Johnston-Guerrero, Charmaine L. Wijeyesinghe, and Lisa Combs
Editors and
Contributors
Index
Marc P. Johnston-Guerrero
Marc P. Johnston-Guerrero is an Associate Professor in the Higher Education and Student Affairs program at The Ohio State University and is affiliated faculty with the Asian American Studies program. He completed a Ph.D. in Education (with an emphasis in Higher Education & Organizational Change) from the University of California, Los Angeles, where he did assessment work for UCLA’s Office of Residential Life and served as a Graduate Fellow in UCLA’s Institute for Society and Genetics. These experiences integrated his background in Human Biology (BS, Michigan State University) and Student Affairs Administration (MA, Michigan State University). He has worked in multicultural affairs units across several institutions, including the University of Arizona and New York University. Marc’s research interests focus on diversity and social justice issues in higher education and student affairs, with specific attention to college students making meaning of race and racism and multiracial/mixed race issues. He serves the field of higher education through his involvement in the American College Personnel Association (ACPA) Governing Board as Member-at-Large, Faculty, and as an Associate Editor of the Journal of Higher Education.
Charmaine L. Wijeyesinghe
Charmaine L. Wijeyesinghe, EdD, is a consultant with over 35 years of experience lecturing and writing on social justice, racial and social identity, intersectionality, and conflict resolution.
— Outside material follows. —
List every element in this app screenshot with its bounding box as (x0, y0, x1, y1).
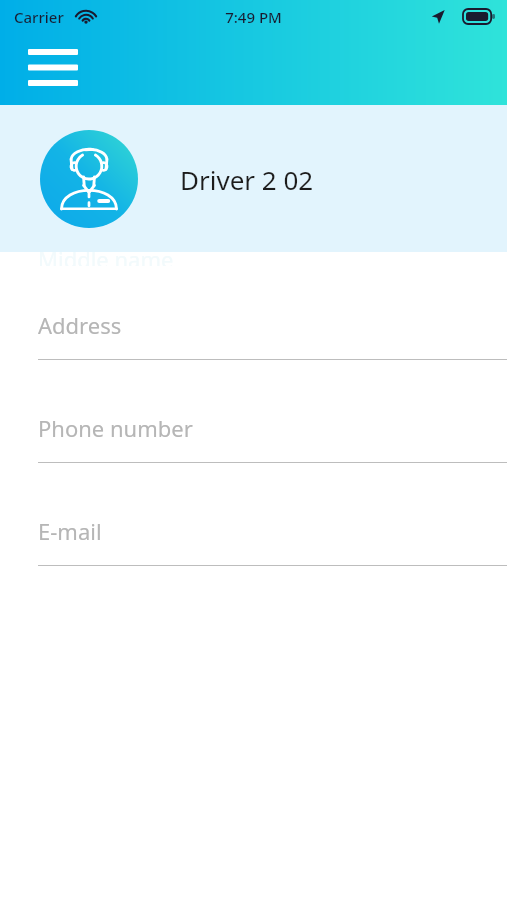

She held several positons in student affairs including Staff Associate to the Vice Chancellor of Student Affairs and Assistant Ombudsperson at the University of Massachusetts/Amherst, and Dean of Student at Mount Holyoke College. As National Program Consultant for the National Conference for Christians and Jews, Charmaine developed and facilitated staff, client, and board programs for 62 regional offices around the country. In addition to authoring book chapters and articles, she served as volume co-editor (with Bailey Jackson) for two editions of New Perspectives on Racial Identity Development (NYU Press), and volume editor for Enacting Intersectionality in Students Affairs: New Directions for Student Services (Jossey-Bass) and The Complexities of Race (forthcoming from NYU Press). Charmaine is on the Editorial Board of the Journal Committed to Social Change on Race and Ethnicity, and was the inaugural recipient of the NCORE Social Justice Award for Scholarship in 2017. Charmaine’s doctoral research yielded one of the first models of Multiracial identity. This tool was adopted by the Anti-Defamation League (ADL) for its anti-bias curriculum.